Growth based on productivity? Productivity is a supply-side thingie. Demand doesn’t cime from productivity. Demand comes from income and from borrowing. Productivity in this context, is a story meant to get past the poor state of the labor market.
AI investment? Sure, maybe. At some point, the AI build-out will end, but we don’t know when.
Tax cut? Hutchins says not really. Under current law, the fiscalimpulse is small past Q1:
https://www.brookings.edu/articles/hutchins-center-fiscal-impact-measure/
The distribution of tax cuts gets us back to k-shaped stuff – rich people, who may not spend much of their political spoils, get most of the tax cut. Meanwhile, any reduction in government spending (trend) comes out in the first round; think medical services, for instance.
Apparently, U.S. companies are mostly not in the mood to hire next. This is from the WSJ:
“Companies Are Outlining Plans for 2026. Hiring Isn’t One of Them.”
https://www.wsj.com/economy/jobs/2026-job-hiring-growth-plans-10bc3470?mod=hp_lead_pos1
From the article:
“At a gathering of CEOs in Midtown Manhattan this month organized by the Yale School of Management, 66% of leaders surveyed said they planned to either fire workers or maintain the size of their existing teams next year. Only a third indicated they planned to hire.”

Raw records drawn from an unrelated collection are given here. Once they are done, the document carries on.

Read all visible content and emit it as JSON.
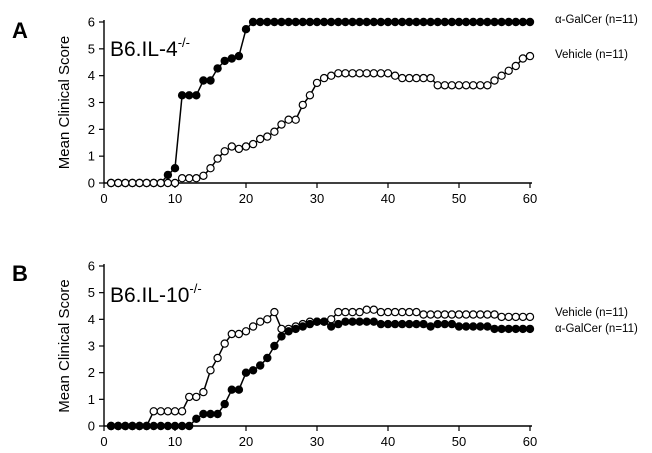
{
  "chart_data": [
    {
      "type": "line",
      "panel_letter": "A",
      "strain": {
        "base": "B6.IL-4",
        "sup": "-/-"
      },
      "ylabel": "Mean Clinical Score",
      "xlabel": "",
      "xlim": [
        0,
        60
      ],
      "ylim": [
        0,
        6
      ],
      "xticks": [
        0,
        10,
        20,
        30,
        40,
        50,
        60
      ],
      "yticks": [
        0,
        1,
        2,
        3,
        4,
        5,
        6
      ],
      "legend_placement": "right",
      "series": [
        {
          "name": "α-GalCer (n=11)",
          "marker": "filled",
          "x": [
            1,
            2,
            3,
            4,
            5,
            6,
            7,
            8,
            9,
            10,
            11,
            12,
            13,
            14,
            15,
            16,
            17,
            18,
            19,
            20,
            21,
            22,
            23,
            24,
            25,
            26,
            27,
            28,
            29,
            30,
            31,
            32,
            33,
            34,
            35,
            36,
            37,
            38,
            39,
            40,
            41,
            42,
            43,
            44,
            45,
            46,
            47,
            48,
            49,
            50,
            51,
            52,
            53,
            54,
            55,
            56,
            57,
            58,
            59,
            60
          ],
          "values": [
            0,
            0,
            0,
            0,
            0,
            0,
            0,
            0,
            0.3,
            0.55,
            3.27,
            3.27,
            3.27,
            3.82,
            3.82,
            4.27,
            4.55,
            4.64,
            4.73,
            5.73,
            6,
            6,
            6,
            6,
            6,
            6,
            6,
            6,
            6,
            6,
            6,
            6,
            6,
            6,
            6,
            6,
            6,
            6,
            6,
            6,
            6,
            6,
            6,
            6,
            6,
            6,
            6,
            6,
            6,
            6,
            6,
            6,
            6,
            6,
            6,
            6,
            6,
            6,
            6,
            6
          ]
        },
        {
          "name": "Vehicle (n=11)",
          "marker": "open",
          "x": [
            1,
            2,
            3,
            4,
            5,
            6,
            7,
            8,
            9,
            10,
            11,
            12,
            13,
            14,
            15,
            16,
            17,
            18,
            19,
            20,
            21,
            22,
            23,
            24,
            25,
            26,
            27,
            28,
            29,
            30,
            31,
            32,
            33,
            34,
            35,
            36,
            37,
            38,
            39,
            40,
            41,
            42,
            43,
            44,
            45,
            46,
            47,
            48,
            49,
            50,
            51,
            52,
            53,
            54,
            55,
            56,
            57,
            58,
            59,
            60
          ],
          "values": [
            0,
            0,
            0,
            0,
            0,
            0,
            0,
            0,
            0,
            0,
            0.18,
            0.18,
            0.18,
            0.27,
            0.55,
            0.91,
            1.18,
            1.36,
            1.27,
            1.36,
            1.45,
            1.64,
            1.73,
            1.91,
            2.18,
            2.36,
            2.36,
            2.91,
            3.27,
            3.73,
            3.91,
            4,
            4.09,
            4.09,
            4.09,
            4.09,
            4.09,
            4.09,
            4.09,
            4.09,
            4,
            3.91,
            3.91,
            3.91,
            3.91,
            3.91,
            3.64,
            3.64,
            3.64,
            3.64,
            3.64,
            3.64,
            3.64,
            3.64,
            3.82,
            4,
            4.18,
            4.36,
            4.64,
            4.73
          ]
        }
      ]
    },
    {
      "type": "line",
      "panel_letter": "B",
      "strain": {
        "base": "B6.IL-10",
        "sup": "-/-"
      },
      "ylabel": "Mean Clinical Score",
      "xlabel": "",
      "xlim": [
        0,
        60
      ],
      "ylim": [
        0,
        6
      ],
      "xticks": [
        0,
        10,
        20,
        30,
        40,
        50,
        60
      ],
      "yticks": [
        0,
        1,
        2,
        3,
        4,
        5,
        6
      ],
      "legend_placement": "right",
      "series": [
        {
          "name": "Vehicle (n=11)",
          "marker": "open",
          "x": [
            1,
            2,
            3,
            4,
            5,
            6,
            7,
            8,
            9,
            10,
            11,
            12,
            13,
            14,
            15,
            16,
            17,
            18,
            19,
            20,
            21,
            22,
            23,
            24,
            25,
            26,
            27,
            28,
            29,
            30,
            31,
            32,
            33,
            34,
            35,
            36,
            37,
            38,
            39,
            40,
            41,
            42,
            43,
            44,
            45,
            46,
            47,
            48,
            49,
            50,
            51,
            52,
            53,
            54,
            55,
            56,
            57,
            58,
            59,
            60
          ],
          "values": [
            0,
            0,
            0,
            0,
            0,
            0,
            0.55,
            0.55,
            0.55,
            0.55,
            0.55,
            1.09,
            1.09,
            1.27,
            2.09,
            2.55,
            3.09,
            3.45,
            3.45,
            3.55,
            3.73,
            3.91,
            4,
            4.27,
            3.64,
            3.64,
            3.73,
            3.82,
            3.91,
            3.91,
            3.91,
            4,
            4.27,
            4.27,
            4.27,
            4.27,
            4.36,
            4.36,
            4.27,
            4.27,
            4.27,
            4.27,
            4.27,
            4.27,
            4.18,
            4.18,
            4.18,
            4.18,
            4.18,
            4.18,
            4.18,
            4.18,
            4.18,
            4.18,
            4.18,
            4.09,
            4.09,
            4.09,
            4.09,
            4.09
          ]
        },
        {
          "name": "α-GalCer (n=11)",
          "marker": "filled",
          "x": [
            1,
            2,
            3,
            4,
            5,
            6,
            7,
            8,
            9,
            10,
            11,
            12,
            13,
            14,
            15,
            16,
            17,
            18,
            19,
            20,
            21,
            22,
            23,
            24,
            25,
            26,
            27,
            28,
            29,
            30,
            31,
            32,
            33,
            34,
            35,
            36,
            37,
            38,
            39,
            40,
            41,
            42,
            43,
            44,
            45,
            46,
            47,
            48,
            49,
            50,
            51,
            52,
            53,
            54,
            55,
            56,
            57,
            58,
            59,
            60
          ],
          "values": [
            0,
            0,
            0,
            0,
            0,
            0,
            0,
            0,
            0,
            0,
            0,
            0,
            0.27,
            0.45,
            0.45,
            0.45,
            0.82,
            1.36,
            1.36,
            2,
            2.09,
            2.27,
            2.55,
            3,
            3.36,
            3.55,
            3.64,
            3.73,
            3.82,
            3.91,
            3.91,
            3.73,
            3.82,
            3.91,
            3.91,
            3.91,
            3.91,
            3.91,
            3.82,
            3.82,
            3.82,
            3.82,
            3.82,
            3.82,
            3.82,
            3.73,
            3.82,
            3.82,
            3.82,
            3.73,
            3.73,
            3.73,
            3.73,
            3.73,
            3.64,
            3.64,
            3.64,
            3.64,
            3.64,
            3.64
          ]
        }
      ]
    }
  ]
}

Krugman’s latest suggesting that the Heritage Foundation is imploding. Let’s hope so.
I think Krugman misses one motive – an important motive – behind the creation of Pence’s competing propaganda-shop-in-sheep’s-clothing. The right, and the worst elwmwnts of neoliberalism, need a champiin and a money spigot for PhD fellow travelers. Krugman doesn’t think Advancing American Fibbing can replace Heritage in MAGA world, and I agree. But as a source of polished-turd quotes for the business press and polished-turd research to be used in policy debate, as a aource of sinecure for tainted policy makers, a replacement for Heritage is needed.
The vast right-wing conspiracy is not MAGA, and MAGA is not the VRWC. The conspiracy will live on. Its methods won’t change, even if the names do.